(Crédit : Forces de défense israéliennes)

Le puzzle compliqué de la violence en Judée-Samarie

Il aura fallu à peine un peu plus de deux jours aux forces de sécurité israéliennes pour localiser et arrêter les deux auteurs de la fusillade terroriste qui a fait un mort et deux blessés jeudi soir dans le nord de la Samarie. Une réussite à mettre au compte de l’efficacité des renseignements du Shin Beth, mais aussi de l’important dispositif de caméras de surveillance déployées sur les routes de Judée-Samarie. Une des leçons tirées de l’enlèvement et de l’assassinat des trois adolescents israéliens par le Hamas en juin 2014.
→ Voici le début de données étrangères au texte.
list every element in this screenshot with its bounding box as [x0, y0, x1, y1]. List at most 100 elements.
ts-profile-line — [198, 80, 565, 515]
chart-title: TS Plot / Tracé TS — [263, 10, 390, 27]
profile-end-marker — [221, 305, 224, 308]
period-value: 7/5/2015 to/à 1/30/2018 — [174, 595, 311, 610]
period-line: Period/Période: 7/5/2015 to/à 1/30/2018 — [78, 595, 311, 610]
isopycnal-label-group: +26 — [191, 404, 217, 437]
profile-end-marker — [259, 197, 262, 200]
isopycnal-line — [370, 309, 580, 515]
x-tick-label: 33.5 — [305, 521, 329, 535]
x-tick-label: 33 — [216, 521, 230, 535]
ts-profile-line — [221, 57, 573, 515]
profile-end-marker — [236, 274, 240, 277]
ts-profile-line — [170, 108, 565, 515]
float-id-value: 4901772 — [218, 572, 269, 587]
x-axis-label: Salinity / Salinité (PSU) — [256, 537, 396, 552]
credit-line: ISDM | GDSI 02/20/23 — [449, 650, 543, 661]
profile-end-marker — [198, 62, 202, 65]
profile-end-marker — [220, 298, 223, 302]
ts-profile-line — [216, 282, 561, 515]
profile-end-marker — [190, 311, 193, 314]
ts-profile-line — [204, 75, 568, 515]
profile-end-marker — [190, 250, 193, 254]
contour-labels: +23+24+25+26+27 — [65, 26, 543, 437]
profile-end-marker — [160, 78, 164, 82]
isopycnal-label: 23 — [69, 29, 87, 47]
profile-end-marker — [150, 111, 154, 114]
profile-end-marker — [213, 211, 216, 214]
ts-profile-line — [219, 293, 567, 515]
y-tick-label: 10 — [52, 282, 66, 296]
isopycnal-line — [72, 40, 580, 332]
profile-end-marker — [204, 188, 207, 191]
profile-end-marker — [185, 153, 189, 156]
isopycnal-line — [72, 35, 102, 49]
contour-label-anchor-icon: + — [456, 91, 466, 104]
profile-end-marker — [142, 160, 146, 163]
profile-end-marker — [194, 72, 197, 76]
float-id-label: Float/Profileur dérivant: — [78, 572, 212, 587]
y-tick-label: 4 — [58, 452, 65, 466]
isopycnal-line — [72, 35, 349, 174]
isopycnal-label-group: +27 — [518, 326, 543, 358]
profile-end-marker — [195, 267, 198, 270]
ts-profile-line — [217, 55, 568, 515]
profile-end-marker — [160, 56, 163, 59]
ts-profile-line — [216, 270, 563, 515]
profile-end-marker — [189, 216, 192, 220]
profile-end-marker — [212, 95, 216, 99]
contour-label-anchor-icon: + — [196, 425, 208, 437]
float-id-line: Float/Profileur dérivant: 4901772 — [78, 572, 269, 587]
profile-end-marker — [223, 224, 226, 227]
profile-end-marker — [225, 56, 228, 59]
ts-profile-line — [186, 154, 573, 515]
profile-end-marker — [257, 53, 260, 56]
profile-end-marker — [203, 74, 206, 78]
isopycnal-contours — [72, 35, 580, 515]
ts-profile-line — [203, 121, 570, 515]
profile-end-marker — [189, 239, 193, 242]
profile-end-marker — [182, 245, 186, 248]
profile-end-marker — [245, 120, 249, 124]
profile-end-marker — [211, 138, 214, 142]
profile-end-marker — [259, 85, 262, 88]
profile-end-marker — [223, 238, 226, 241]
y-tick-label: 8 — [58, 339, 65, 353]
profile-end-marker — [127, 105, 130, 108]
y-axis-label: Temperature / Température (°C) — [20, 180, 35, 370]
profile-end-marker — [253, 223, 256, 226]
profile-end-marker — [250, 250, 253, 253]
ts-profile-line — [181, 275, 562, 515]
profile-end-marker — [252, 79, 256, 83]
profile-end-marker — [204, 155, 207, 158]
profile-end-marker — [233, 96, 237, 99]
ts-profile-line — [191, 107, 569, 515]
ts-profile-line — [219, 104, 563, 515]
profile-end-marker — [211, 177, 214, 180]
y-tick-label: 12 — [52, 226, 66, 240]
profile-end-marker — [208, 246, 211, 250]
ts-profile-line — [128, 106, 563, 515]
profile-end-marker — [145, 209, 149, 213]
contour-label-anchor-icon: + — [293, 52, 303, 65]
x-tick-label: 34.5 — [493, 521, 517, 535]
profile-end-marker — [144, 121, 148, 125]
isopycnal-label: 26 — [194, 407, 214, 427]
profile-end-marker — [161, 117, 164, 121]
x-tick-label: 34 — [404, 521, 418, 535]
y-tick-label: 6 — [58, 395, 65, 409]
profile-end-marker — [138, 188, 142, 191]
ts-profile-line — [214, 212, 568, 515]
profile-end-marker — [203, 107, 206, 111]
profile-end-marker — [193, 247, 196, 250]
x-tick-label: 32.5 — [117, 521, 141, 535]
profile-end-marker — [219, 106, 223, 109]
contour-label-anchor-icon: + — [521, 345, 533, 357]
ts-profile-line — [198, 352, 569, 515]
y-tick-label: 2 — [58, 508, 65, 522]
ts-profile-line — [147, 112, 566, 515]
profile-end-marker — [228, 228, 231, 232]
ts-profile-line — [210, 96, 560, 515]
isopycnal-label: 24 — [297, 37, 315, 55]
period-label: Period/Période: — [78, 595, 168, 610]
Mais pour les responsables de la défense israélienne, le principal défi reste la prévention. Et c’est une course de vitesse qui s’engage, alors que les signes d’escalade sur le terrain se font de plus en plus nombreux. Depuis le 17 novembre, on a recensé au moins 9 attaques terroristes, dont 4 pour la seule ville de Jérusalem. Presque toutes les autres ont eu lieu en Judée Samarie et ont visé des civils et des membres des services de sécurité israéliens. La fusillade de Homesh est la première à avoir fait une victime, si l’on excepte l’attentat du 21 novembre en vieille ville de Jérusalem, alors que des commandos armés ont déjà été signalés sur les routes de Judée Samarie. Ces terroristes, contrairement à ceux qui agissent de façon spontanée et isolée, sont organisés, reçoivent des fonds pour acheter leurs armes et un entrainement minimal pour les utiliser ou fabriquer des charges explosives. Plusieurs cellules ont été démantelées par Tsahal et des dizaines de terroristes arrêtés depuis le mois de septembre, mais il est clair que d’autres ont réussi jusqu’à maintenant à passer entre les mailles du filet. Il y a donc plusieurs profils terroristes susceptibles de passer à l’acte. Les individus isolés, motivés par la propagande d’incitation à la violence sur les réseaux sociaux ou par des problèmes personnels, et qui vont lancer une attaque à l’arme blanche ou à la voiture bélier. Les cellules organisées, comme celle qui a opéré jeudi soir à Homesh, et qui répondent aux ordres d’organisations terroristes. Cette fois, c’était le Jihad islamique, pourtant moins représenté en Judée-Samarie que le Hamas.

Ce à quoi il faut ajouter d’autres facteurs d’escalade. D’abord, l’émulation. Un attentat mené à son terme, incitera d’autres terroristes à passer à l’acte. Ensuite, les accrochages  de Palestiniens avec Tsahal. Ces incidents se multiplient aux points de friction, c’est-à-dire près des barrages et dans les zones sous contrôle sécuritaire israélien. Toute émeute qui se solde par des blessés ou des morts peut amorcer de nouvelles violences. Il faut encore ajouter les  problèmes à l’intérieur de l’Autorité Palestinienne. Le Hamas et d’autres organisations palestiniennes défient ouvertement le régime de Mahmoud Abbas et certains militants du Fatah se rallient même au groupe islamiste. Enfin, il ne faut pas négliger la radicalisation de certains extrémistes juifs. Si ce phénomène reste marginal, il n’en est pas moins réel. Plusieurs incidents contre des Palestiniens ont été signalés au cours du weekend, en réaction à l’attentat de Homesh. C’est un élément nouveau, qui n’existait pas dans les épisodes de tension précédents et qui peut conduire à un incident grave. Un défi de plus en plus complexe pour les forces de défense israéliennes.